野坂仁之介1, 関本英弘2, 岩渕仁那2, 山口勉功2 (1.岩手大学大学院, 2.岩手大学)
司会: 安田幸司(京都大学)

Keywords:

銅電解採取,コバルト,鉛アノード,電解液

電解採取による電気銅の製造は、主にSX–EW法で用いられてきたが、近年では銅リサイクルにも用いられている。リサイクル原料のみを熔錬し得られる粗銅の純度は80–90%程度であり、電解精錬が困難である。そこで硫酸で浸出し、Pb–Sn–Ca合金をアノードとして電解採取で銅が回収される。SX–EW法で用いられるH2SO4–CuSO4系電解液中でのPb–Sn–Ca合金のアノード反応については既に多くの研究がなされ、電解液にCoを添加すると酸素過電圧の減少、電極の腐食の抑制などの効果があることが知られている。しかし、銅リサイクルでの電解液はNi, As, Sb, Bi, Fe, Clなどの多種類の不純物を含み、特にNiが高濃度である。
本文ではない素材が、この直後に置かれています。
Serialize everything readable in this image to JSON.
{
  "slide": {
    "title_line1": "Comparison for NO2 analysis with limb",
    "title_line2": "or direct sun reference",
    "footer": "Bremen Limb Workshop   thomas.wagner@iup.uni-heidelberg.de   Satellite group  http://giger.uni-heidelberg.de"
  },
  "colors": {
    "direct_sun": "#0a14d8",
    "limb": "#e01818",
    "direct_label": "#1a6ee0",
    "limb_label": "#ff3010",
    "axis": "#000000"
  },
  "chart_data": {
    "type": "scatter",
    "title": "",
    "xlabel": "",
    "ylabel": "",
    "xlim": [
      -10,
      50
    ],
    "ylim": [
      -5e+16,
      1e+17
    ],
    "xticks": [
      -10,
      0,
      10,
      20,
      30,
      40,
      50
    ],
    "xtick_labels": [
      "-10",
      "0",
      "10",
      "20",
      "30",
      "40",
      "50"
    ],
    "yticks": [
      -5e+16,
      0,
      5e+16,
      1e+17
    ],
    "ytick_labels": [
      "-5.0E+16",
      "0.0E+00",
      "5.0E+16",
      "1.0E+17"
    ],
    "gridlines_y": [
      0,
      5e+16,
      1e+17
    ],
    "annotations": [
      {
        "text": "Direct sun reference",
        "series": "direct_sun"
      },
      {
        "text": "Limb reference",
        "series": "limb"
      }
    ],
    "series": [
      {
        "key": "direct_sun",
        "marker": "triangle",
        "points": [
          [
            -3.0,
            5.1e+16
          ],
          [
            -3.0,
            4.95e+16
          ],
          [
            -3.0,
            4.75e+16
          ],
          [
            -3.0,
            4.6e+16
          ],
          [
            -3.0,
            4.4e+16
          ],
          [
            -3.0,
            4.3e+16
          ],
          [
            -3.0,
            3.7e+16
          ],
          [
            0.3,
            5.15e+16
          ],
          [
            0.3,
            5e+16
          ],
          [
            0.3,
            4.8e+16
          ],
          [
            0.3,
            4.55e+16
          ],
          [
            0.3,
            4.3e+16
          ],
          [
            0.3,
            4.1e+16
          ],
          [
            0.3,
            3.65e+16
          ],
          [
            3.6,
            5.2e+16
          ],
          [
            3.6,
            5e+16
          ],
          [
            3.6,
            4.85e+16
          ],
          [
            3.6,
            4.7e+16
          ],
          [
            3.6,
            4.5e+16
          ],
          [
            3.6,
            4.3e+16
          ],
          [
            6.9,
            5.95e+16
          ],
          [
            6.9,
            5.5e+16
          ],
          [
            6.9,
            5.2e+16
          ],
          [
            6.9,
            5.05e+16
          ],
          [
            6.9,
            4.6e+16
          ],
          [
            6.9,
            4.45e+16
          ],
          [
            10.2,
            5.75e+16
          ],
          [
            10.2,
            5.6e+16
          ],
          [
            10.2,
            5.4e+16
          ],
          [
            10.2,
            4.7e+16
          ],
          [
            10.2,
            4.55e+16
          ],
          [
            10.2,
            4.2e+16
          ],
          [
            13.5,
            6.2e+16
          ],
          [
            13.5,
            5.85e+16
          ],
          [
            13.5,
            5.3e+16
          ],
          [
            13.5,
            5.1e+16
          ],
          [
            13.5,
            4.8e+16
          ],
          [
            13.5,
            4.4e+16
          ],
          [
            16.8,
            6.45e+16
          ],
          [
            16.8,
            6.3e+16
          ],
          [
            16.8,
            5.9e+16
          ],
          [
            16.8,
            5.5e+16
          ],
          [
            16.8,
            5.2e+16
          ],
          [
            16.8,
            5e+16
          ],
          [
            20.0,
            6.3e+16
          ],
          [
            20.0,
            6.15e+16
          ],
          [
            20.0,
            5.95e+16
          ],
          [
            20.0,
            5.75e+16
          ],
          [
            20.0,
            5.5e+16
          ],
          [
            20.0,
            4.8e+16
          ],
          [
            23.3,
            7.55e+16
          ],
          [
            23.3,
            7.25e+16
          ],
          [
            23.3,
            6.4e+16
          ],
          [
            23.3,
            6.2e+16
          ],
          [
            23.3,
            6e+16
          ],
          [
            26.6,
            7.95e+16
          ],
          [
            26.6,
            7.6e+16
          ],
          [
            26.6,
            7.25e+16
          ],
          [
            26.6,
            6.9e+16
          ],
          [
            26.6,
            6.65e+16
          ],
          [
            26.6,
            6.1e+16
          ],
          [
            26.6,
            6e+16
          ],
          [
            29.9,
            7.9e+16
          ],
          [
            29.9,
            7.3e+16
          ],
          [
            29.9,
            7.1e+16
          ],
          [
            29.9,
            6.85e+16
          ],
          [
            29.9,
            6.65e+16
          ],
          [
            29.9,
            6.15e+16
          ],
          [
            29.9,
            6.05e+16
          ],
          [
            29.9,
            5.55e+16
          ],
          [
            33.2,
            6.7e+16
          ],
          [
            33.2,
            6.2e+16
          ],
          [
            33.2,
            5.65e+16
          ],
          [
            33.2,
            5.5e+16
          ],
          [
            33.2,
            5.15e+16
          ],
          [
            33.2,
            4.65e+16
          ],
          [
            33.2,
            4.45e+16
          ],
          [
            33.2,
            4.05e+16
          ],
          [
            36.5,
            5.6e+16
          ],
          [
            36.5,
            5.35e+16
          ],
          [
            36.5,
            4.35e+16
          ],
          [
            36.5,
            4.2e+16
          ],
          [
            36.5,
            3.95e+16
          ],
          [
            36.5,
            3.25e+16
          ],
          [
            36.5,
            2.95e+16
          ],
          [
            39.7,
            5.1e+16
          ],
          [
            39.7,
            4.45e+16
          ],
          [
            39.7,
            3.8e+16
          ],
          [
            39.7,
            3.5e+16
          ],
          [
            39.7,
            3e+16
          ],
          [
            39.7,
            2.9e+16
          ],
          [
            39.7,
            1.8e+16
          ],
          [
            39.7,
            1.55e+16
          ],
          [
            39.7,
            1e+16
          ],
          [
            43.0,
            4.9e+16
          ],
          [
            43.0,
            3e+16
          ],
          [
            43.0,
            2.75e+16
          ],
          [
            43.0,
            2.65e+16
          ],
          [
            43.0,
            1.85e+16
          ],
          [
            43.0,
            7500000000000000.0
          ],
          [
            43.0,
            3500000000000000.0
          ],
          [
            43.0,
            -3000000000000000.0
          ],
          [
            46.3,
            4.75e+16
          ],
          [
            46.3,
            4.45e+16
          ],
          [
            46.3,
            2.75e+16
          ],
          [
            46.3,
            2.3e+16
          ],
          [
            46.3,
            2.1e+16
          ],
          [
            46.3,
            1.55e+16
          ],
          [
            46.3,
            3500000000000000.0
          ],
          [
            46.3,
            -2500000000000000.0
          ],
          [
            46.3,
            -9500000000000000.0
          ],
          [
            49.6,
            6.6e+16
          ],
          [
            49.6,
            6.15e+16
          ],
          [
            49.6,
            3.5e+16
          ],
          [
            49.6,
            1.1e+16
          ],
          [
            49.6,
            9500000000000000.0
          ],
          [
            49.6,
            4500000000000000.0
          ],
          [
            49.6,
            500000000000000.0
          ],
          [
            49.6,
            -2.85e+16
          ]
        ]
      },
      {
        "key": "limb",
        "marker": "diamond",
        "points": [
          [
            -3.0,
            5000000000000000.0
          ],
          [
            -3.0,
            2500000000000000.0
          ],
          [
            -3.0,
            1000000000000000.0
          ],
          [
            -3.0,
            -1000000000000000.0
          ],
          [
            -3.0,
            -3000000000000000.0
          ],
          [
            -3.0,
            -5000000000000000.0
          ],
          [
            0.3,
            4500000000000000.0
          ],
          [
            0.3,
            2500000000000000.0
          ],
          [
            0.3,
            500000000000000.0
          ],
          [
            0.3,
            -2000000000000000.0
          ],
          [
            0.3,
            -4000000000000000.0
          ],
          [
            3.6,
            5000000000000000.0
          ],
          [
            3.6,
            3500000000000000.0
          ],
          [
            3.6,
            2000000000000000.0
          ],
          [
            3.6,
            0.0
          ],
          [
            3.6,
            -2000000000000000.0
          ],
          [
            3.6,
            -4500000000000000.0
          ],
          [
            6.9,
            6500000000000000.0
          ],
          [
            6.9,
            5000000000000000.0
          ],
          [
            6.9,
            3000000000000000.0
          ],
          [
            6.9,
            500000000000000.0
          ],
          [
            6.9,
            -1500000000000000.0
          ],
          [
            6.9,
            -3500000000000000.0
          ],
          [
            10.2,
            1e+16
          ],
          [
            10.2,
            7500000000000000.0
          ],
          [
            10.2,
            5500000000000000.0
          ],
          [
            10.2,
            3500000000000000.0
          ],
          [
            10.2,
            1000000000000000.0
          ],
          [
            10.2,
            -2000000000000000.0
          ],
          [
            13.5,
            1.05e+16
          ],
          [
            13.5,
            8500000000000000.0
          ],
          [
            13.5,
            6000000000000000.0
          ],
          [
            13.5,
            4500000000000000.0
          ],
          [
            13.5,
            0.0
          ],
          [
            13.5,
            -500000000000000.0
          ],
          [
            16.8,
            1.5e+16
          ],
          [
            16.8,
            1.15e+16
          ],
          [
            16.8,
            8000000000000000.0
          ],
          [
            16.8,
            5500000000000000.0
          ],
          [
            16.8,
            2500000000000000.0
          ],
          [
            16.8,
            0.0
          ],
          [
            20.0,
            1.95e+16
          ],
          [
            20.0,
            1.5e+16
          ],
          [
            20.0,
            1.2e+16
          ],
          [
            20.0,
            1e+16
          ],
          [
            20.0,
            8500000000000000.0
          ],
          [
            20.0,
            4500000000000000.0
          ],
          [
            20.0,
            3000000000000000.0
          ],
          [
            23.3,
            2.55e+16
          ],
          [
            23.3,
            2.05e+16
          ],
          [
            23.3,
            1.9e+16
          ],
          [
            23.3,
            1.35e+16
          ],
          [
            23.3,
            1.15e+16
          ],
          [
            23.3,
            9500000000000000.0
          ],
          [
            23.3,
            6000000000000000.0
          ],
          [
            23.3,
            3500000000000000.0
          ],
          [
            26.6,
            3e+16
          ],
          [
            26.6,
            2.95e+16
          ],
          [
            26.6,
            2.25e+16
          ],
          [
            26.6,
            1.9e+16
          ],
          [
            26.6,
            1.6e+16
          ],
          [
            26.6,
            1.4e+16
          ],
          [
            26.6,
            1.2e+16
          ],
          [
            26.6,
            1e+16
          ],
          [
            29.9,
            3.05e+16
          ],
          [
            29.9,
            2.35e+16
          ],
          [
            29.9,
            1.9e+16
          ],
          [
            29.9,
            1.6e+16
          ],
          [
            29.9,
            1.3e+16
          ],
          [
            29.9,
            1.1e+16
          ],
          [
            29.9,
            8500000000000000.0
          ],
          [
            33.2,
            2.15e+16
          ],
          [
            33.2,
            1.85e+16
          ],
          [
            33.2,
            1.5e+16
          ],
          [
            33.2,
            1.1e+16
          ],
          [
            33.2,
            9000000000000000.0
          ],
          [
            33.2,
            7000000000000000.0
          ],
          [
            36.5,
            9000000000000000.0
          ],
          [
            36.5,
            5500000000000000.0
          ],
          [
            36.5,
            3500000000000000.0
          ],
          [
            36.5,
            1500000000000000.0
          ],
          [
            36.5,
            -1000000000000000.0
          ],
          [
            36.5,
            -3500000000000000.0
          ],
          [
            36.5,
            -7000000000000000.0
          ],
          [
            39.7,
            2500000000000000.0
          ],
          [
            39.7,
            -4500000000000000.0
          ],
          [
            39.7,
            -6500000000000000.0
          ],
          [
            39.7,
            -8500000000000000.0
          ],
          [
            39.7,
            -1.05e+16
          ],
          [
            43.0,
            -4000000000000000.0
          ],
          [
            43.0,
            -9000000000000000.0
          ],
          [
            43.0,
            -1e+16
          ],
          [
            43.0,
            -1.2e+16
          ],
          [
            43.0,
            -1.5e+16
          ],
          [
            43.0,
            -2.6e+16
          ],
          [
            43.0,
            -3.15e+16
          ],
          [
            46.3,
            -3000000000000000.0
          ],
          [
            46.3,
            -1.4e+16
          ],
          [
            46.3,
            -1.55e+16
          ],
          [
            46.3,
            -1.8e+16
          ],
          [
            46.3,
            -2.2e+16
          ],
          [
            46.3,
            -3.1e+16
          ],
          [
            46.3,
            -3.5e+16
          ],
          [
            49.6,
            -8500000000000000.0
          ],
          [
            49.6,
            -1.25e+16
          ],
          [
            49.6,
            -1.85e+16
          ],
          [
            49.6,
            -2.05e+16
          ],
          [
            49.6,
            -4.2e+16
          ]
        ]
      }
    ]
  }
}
この電解液系中でのPb–Sn–Ca合金のアノード反応に関する知見は十分ではない。本研究では、H2SO4–CuSO4–NiSO4系電解液中でのPb–Sn–Ca合金のアノード反応と、アノード反応へのCo添加の影響を、サイクリックボルタンメトリー、定電位電解、定電流電解によって調べた。結果、H2SO4–CuSO4–NiSO4電解液でもCo添加により酸素過電圧が減少した。